Colorado schools have certainty on funding for this year, and closer to knowing about testing

Colorado schools now have clarity on funding for the current year and how the state plans to move forward with standardized testing — federal approval notwithstanding.

On Monday, Democratic Gov. Jared Polis signed a bill that ensures districts receive the funding they were allocated last spring, despite drops in enrollment and other circumstances caused by the COVID-19 pandemic.

The law, which took effect immediately, also directed an extra $25 million to rural schools, which can be used to fit their specific needs. Though there are no guidelines for how the money should be used, districts must detail how they spent it to the state Department of Education.

And on Tuesday morning, the Colorado Senate followed the House’s footsteps in passing a bill to restructures how Colorado Measures of Academic Success (or CMAS) tests could be administered this year, sending it on to Polis. He is expected to sign it Tuesday, as his office had a hand in crafting it.

The State Board of Education also supports the measure, but the state would still need to obtain a waiver from federal education officials. If Colorado does, then standardized testing will be limited to one subject per grade level: students in grades fourth, sixth and eighth would take math exams; those in third, fifth and seventh would take English language arts exams. Science and social studies tests would be canceled.

Additionally, CMAS results could not be used for accountability purposes this school year. The Department of Education intends to send a waiver to the federal government as soon as possible, as schools can begin testing on March 22.

Joyce Zurkowski, the state education department’s chief assessment officer called the measure “a reasonable compromise that addresses both the need for statewide data on Colorado student learning during the pandemic to inform the targeting of supports and resources, as well as acknowledges the many competing interests that schools have to meet the academic, emotional and social needs of their students and educators.”

As of last week, the feds had not responded to any of the state waivers that they received so far, Zurkowski added.

School funding stays the same

The school funding bill is typically a routine annual adjustment to money that’s allocated based on enrollment projections and other factors. But because of the pandemic and an unexpected 3.3% drop in statewide public school enrollment, the funding equation was more complex.

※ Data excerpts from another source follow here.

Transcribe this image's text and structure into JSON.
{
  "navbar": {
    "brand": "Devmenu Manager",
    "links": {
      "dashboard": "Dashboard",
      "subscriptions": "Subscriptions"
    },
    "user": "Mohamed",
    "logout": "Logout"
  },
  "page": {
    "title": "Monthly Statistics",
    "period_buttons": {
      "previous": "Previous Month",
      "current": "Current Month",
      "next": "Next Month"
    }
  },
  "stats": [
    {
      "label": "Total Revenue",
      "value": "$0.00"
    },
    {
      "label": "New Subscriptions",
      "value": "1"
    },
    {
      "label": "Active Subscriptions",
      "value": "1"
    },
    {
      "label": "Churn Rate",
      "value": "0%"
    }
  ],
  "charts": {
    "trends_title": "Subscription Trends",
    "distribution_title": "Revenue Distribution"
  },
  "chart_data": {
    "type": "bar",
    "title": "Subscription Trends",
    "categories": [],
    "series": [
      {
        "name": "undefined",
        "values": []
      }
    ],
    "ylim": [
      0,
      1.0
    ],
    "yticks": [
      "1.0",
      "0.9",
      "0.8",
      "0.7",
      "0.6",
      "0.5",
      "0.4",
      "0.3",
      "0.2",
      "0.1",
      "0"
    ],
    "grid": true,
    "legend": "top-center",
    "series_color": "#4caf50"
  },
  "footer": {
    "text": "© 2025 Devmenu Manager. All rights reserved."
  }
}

“There’s been nothing routine about the last year that we’ve been in and we know schools are doing more than ever to make sure that our kids stay on track,” Democratic Sen. Dominick Moreno said during a broadcast Monday of the bill’s signing. “This was a difficult bill to get right from a policy perspective and it reminded me how messed up our School Finance Act is.”

Before signing the bill, Polis said the money was “in their projected budgets, so it’s good to make sure they can meet those obligations.”